For years now, one of my favourite Canadian literary journals has been Calgary’s filling Station, founded in the mid-1990s, and somehow continued, by a long range of volunteers that have managed to keep such a beast as a literary journal afloat. There have been rumours of flux in the fS house over the past little bit, with the two most recent issues only now appearing in my mailbox, but hopefully they’ve gone through it and come out the other end, to get back into a publishing schedule (I won’t even mention the typesetting errors rife through #43; or is it, as “The Disgust Issue,” somehow part of the point?). In issue #42, some of the highlights include poems by Amanda Earl, Jesse Ferguson (who apparently has a first trade collection out this spring), Priscila Uppal and Shane Rhodes, as well as some interesting non-fiction pieces, something that’s been growing in the magazine lately.
Best of Film, Paste Magazine, December, 2007
Dragged through the blood? Seduced into talking?
Slacker malaise chemistry code-cracking jittery romance isn’t your thing?
Booze, fueled by the maverick, hardly stark forever, needs to fly dark:
a little bit almost steals the suburbs.
Sure, it lacks zombies’ infuriating hope.
Slo-mos and damaged chaos unfolds.
A pair of skin-tight Levis, a particularly glorious way to go,
questing for tongue and tone.
A rat-greatness purity and dubious stumble,
illuminating lacquer white limbs.
Huge blue collar shrugs, denying mundane
acoustic red-hooded bad-ass flannel poetry.
Liquorice is fleeting. (Amanda Earl, filling Station #42)
The second of the two issues is called “The Disgust Issue,” and I’m not sure what exactly the difference is between this and what they publish otherwise, but there is some damned fine work here, including an excerpt from Montreal writer Jon Paul Fiorentino’s first novel, out any minute now from ECW Press, and far stronger and more entertaining than I had expected.

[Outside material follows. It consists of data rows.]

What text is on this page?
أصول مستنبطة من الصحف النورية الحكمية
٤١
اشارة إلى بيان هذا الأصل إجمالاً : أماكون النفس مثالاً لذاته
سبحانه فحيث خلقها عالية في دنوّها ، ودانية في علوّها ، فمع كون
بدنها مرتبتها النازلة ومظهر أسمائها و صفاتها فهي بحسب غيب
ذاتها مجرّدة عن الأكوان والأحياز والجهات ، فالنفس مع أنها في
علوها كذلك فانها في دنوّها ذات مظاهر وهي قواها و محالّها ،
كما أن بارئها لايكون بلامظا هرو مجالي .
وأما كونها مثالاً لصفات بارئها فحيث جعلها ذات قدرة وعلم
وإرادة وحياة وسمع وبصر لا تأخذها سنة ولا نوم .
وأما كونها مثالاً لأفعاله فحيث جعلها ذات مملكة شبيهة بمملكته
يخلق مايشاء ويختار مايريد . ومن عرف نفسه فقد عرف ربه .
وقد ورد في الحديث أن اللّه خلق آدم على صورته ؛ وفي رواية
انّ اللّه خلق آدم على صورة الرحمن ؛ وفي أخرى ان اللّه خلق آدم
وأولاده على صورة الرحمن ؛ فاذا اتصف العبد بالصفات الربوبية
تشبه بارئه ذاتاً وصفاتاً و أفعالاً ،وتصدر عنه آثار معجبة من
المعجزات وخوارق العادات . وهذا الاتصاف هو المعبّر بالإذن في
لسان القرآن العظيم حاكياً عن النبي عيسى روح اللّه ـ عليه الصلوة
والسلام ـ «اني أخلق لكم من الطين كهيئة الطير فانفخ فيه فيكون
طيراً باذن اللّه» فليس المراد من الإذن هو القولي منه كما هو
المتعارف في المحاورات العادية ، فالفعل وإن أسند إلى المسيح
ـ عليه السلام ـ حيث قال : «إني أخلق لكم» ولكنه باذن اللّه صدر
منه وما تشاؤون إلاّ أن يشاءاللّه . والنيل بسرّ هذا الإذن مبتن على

There is very little fiction I’ve notice that I actually anticipate, but if this excerpt is any indication, this is a novel I know I will want to devour, completely and quickly, and soon. Other highlights included an essay/review by ryan fitzpatrick (“Toward an abject horror”), visual art by Montreal genius Milly Mavreas and some short poems by Calgary writer and filmmaker Jonathan Ball. Here’s another writer that has been quietly working for years, and getting far more interesting over the past little bit; apparently he has a trade book or two forthcoming with BookThug.
They Come Back
The actors take to the stage and, in front of the audience, slit
their own throats.
The audience is horrified. They flee. But they come back the
next night. They come back. (Jonathan Ball, filling Station #43)
Managing editor Laurie Fuhr mentioned recently that they have also produced a chapbook, but I still haven’t seen it. Will it ever arrive? Otherwise, I still don’t understand why they went to a policy of only responding to accepted submissions, and ignoring those they decide not to publish; in the end, it leaves a bad taste in the mouth, and can only lead to fewer unsolicited submissions.